According to the marketing companies, the only way that
users are linked with past history is through an anonymous, random tracking ID,
which cannot be used to identify an individual.
Further, users have the option of deleting the cookie that
the tracking ID is stored in.
Privacy groups say that marketers’ protections are not enough.
“It is not anonymous if the companies are tracking the same user over time,”
said Center for Democracy and Technology spokesperson Ari Schwartz. An even
bigger concern, says Schwartz, is that advertisers can know what a person is
reading, regardless of whether it’s news stories or fiction stories.
Conceivably, forensic investigators armed with a suspect’s
tracking ID – lifted from his or her cookies, could subpoena a marketing firm for
the suspect’s browsing history, all without a wiretap.
Behavioral advertising is a must in today’s market, say marketers:
online advertising, which grossed $11 billion annually last year, is struggling
to compete with the larger players in the advertising world; television ad
revenues totaled $64 billion in the same time period. Even the owners of some
of the world’s largest advertising-supported websites, including YouTube,
MySpace, and Facebook, “struggled” to make money from internet ads.
Moreso, limiting behavioral advertising could kill free
content on the internet as we know it: webmasters require the highest-paying
ads they can find, but advertisers are only willing to pay more when they know
more about their users. To revert to untargeted advertising would cut
advertisers’ payouts and leave users to rot in a graveyard of annoying,
flashing gimmicks. Television advertisers receive deep insight on their
audience, so why can’t internet advertisers have the same luxury?
The Washington Post
uses the example of a commercial web page that pitches a product, versus a
noncommercial webpage that has “no product to pitch.” In the first case,
advertisers can infer what would be considered good ad placement and what
wouldn’t – but in the second case, unless they have outside information, the
best a marketer can do is place ads blindly, or choose something with a
universal – and therefore low-value – appeal.
“The problem for newspapers is that a story headlined ‘Two
Dead in Baghdad’ isn't very product-friendly,” said Kent Ertugrul, who serves
as the CEO for UK-based Phorm, an advertising network that partners with news
outlets. “But if you know who is looking at the page, that's where the
opportunity is.”
Despite marketers’ assurances, most users are uneasy with
being tracked: one poll, conducted by Harris Interactive, found that six out of
10 users expressed concern with the level of tracking over the internet.

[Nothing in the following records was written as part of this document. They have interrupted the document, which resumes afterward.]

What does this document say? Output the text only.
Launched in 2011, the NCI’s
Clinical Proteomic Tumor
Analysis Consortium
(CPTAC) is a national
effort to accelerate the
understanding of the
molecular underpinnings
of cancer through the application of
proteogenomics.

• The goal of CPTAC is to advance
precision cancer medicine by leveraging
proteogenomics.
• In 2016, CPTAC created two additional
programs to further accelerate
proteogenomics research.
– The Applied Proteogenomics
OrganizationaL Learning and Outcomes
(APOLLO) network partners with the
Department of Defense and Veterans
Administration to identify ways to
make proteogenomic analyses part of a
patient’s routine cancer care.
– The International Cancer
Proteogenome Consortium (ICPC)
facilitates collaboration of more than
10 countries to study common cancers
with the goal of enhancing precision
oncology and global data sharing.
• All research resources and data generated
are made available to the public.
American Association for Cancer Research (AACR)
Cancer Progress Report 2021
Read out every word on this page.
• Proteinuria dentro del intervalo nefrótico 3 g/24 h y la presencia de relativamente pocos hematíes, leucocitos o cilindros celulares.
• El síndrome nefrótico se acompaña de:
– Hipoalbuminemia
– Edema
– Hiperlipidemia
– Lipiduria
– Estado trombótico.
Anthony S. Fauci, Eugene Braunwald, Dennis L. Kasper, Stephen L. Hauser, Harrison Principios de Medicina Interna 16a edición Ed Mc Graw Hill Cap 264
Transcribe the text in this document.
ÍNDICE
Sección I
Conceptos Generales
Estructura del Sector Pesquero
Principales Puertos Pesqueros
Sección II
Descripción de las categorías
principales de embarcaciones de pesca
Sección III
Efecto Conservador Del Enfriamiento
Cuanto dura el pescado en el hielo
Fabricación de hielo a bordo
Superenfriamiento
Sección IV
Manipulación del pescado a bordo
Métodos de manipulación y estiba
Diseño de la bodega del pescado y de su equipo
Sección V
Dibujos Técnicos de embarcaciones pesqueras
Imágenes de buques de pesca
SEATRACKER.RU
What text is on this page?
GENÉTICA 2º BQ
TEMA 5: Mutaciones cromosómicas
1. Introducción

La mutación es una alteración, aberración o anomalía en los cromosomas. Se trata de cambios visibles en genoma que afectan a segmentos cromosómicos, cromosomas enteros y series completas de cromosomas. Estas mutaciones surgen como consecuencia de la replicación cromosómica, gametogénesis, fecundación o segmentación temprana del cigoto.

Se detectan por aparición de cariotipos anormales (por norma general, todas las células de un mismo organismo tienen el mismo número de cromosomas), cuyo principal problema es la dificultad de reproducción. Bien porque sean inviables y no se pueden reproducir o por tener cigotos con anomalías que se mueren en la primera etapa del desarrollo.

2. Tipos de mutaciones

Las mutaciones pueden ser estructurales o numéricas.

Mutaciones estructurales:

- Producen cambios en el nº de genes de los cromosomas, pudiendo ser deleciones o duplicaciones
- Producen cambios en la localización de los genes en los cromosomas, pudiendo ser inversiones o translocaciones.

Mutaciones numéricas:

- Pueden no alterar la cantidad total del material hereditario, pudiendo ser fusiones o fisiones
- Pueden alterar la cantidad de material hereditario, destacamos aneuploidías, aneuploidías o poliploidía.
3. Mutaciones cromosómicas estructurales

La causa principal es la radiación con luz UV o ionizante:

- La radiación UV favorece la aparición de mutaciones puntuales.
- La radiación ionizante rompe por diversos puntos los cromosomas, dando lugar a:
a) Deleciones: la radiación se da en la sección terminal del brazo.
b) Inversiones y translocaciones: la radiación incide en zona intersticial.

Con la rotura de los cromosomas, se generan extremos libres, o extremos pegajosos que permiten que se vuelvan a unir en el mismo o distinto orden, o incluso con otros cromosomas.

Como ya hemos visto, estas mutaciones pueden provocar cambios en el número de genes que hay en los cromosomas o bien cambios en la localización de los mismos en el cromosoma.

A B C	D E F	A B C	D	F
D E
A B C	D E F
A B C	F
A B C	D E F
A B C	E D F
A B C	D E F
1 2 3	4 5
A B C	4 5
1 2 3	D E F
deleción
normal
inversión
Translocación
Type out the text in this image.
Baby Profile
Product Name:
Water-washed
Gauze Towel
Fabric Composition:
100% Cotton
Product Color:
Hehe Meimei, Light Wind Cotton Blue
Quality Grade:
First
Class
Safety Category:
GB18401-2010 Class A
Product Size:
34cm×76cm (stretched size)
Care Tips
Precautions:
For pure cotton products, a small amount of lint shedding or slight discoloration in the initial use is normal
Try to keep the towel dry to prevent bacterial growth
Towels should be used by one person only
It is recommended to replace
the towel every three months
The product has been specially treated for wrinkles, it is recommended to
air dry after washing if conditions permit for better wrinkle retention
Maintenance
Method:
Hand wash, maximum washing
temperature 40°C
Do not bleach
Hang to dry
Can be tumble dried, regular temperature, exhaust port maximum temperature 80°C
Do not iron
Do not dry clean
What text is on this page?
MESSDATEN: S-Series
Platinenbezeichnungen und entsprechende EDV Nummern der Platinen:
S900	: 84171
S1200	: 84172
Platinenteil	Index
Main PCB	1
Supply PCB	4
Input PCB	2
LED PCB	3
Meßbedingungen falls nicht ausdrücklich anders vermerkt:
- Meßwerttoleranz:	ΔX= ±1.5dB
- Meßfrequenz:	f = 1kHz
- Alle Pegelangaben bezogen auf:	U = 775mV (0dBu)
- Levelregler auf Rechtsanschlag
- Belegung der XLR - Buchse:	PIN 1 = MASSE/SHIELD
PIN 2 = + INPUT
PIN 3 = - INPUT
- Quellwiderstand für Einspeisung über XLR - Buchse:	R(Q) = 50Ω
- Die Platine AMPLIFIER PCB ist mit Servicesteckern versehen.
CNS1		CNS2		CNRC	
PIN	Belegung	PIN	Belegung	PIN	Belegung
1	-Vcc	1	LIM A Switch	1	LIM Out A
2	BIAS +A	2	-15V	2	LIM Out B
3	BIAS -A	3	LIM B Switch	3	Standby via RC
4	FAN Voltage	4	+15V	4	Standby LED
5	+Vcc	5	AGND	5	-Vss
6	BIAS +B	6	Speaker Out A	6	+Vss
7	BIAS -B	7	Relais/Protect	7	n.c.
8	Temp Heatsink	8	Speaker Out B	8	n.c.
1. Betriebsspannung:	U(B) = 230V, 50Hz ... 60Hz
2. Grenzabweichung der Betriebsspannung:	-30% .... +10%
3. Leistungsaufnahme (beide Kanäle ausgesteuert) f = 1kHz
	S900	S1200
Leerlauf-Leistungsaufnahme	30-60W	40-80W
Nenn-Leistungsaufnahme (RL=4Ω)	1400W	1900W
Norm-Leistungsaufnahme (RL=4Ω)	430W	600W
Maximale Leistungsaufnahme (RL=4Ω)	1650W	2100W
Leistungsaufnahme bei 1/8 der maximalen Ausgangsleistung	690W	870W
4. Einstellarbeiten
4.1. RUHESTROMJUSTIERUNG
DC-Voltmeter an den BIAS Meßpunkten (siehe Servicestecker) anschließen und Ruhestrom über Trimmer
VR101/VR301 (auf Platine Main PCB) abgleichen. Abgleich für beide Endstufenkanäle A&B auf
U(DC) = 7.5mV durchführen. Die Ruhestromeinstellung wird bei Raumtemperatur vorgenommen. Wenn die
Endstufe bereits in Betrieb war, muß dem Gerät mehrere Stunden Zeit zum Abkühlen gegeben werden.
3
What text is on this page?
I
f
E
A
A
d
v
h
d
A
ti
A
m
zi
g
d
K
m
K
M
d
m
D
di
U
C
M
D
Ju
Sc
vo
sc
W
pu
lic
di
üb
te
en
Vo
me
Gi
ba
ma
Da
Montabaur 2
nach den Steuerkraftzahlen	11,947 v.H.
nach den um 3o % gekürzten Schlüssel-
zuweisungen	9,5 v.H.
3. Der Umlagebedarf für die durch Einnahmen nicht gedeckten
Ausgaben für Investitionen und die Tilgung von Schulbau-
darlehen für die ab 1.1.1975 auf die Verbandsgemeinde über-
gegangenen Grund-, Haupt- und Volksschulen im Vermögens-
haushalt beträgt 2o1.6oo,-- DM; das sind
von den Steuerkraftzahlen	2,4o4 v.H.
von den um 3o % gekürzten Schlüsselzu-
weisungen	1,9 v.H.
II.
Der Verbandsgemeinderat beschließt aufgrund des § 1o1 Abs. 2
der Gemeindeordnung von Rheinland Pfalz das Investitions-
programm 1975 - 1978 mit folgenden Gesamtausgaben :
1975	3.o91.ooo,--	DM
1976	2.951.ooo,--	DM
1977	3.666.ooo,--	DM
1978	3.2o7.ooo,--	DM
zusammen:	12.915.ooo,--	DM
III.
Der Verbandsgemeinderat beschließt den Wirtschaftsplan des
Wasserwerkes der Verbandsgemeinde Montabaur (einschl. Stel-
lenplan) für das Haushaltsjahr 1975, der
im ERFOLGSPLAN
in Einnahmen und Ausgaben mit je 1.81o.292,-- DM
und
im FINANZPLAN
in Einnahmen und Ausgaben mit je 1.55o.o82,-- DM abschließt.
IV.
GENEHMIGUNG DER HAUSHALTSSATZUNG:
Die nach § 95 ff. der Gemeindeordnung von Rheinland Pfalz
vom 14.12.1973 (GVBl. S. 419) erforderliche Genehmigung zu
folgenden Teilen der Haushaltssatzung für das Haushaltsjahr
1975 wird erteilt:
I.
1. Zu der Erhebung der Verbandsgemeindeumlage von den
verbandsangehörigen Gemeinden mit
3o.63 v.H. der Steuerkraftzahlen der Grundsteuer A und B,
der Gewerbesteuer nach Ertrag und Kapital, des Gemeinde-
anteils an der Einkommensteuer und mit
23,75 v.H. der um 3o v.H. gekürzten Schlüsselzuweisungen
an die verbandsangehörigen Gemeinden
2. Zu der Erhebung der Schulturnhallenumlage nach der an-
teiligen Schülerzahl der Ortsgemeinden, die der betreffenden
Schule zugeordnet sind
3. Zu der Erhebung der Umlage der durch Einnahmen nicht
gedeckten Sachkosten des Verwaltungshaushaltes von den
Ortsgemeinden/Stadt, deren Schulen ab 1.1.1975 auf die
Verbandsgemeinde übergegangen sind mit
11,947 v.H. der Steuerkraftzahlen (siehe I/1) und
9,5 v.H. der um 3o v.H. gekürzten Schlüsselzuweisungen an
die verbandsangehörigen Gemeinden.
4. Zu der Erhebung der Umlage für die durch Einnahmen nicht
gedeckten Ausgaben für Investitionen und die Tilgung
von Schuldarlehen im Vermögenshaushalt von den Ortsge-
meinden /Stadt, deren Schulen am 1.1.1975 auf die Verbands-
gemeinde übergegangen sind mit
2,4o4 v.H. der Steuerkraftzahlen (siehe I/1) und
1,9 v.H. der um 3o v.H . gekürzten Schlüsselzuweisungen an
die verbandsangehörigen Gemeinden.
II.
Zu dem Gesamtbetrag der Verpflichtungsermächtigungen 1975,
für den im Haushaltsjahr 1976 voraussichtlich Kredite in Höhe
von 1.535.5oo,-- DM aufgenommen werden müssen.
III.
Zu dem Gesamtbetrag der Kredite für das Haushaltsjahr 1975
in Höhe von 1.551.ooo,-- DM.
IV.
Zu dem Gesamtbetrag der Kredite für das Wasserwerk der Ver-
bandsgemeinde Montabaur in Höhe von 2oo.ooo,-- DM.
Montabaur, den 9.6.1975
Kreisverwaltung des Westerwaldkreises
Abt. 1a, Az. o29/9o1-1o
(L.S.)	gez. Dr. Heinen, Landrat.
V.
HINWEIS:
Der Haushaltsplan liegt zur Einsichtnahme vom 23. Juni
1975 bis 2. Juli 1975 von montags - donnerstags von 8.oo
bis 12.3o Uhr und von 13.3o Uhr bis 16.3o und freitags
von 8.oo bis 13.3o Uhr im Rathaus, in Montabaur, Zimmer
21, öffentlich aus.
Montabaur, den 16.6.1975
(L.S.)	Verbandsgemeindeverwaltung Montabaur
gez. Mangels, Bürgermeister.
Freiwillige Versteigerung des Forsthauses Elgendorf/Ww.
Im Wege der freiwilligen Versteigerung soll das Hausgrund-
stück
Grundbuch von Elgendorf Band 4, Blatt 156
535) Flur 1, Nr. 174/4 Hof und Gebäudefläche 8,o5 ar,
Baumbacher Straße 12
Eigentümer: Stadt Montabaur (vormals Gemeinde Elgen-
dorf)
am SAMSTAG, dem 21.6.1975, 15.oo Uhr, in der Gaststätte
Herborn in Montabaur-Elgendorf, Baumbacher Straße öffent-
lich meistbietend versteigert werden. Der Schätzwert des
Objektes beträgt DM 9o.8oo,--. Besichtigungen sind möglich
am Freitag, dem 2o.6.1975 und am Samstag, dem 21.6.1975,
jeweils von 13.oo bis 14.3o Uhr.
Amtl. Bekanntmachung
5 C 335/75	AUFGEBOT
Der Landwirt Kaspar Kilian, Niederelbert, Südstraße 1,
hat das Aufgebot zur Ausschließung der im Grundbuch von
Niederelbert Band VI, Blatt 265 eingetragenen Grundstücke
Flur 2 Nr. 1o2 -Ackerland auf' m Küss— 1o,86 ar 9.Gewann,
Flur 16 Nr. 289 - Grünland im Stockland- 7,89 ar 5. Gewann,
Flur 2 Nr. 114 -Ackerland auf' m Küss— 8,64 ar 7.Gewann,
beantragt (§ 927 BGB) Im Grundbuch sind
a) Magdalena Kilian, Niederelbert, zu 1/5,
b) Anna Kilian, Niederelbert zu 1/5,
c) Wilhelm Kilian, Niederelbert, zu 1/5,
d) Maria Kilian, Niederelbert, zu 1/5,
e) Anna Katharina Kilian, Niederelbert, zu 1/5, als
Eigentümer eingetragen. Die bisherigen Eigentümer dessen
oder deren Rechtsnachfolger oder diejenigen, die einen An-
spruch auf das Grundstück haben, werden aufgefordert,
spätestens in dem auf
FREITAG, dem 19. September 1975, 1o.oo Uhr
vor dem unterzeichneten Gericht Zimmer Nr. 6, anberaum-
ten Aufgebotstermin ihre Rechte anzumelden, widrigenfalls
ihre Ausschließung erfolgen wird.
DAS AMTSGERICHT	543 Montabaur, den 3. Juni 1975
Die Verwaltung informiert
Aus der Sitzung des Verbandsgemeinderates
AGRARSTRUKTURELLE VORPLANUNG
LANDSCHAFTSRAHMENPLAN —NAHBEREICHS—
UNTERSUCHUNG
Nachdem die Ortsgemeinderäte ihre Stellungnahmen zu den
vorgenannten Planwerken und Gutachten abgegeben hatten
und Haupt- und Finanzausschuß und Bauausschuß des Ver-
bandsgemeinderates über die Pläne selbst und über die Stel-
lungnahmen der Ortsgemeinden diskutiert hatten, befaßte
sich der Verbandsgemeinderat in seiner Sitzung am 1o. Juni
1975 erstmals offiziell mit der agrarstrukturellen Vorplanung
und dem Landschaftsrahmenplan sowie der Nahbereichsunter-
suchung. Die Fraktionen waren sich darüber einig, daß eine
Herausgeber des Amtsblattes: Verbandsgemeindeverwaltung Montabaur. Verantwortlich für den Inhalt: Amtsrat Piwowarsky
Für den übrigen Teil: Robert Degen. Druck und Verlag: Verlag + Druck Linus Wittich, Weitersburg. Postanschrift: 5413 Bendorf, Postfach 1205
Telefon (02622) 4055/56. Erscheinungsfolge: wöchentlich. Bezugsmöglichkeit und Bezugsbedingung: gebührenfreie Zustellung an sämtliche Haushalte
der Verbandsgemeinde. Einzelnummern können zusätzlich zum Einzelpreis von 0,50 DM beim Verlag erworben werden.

To remedy the situation, the FTC wants advertisers to give
users a clear warning that they are being tracked, and provide them the option
of opting out of behavioral tracking altogether. “Every Web site,” reads a
draft, should allow surfers to choose “whether or not to have their information
collected for such purpose.”
Newspaper Association of America representative Paul Boyle,
whose members both support and often rely on revenues from behavioral tracking,
sees little worry about. “I really don't know that there is a personal privacy
issue here … the government really needs to let things play out.”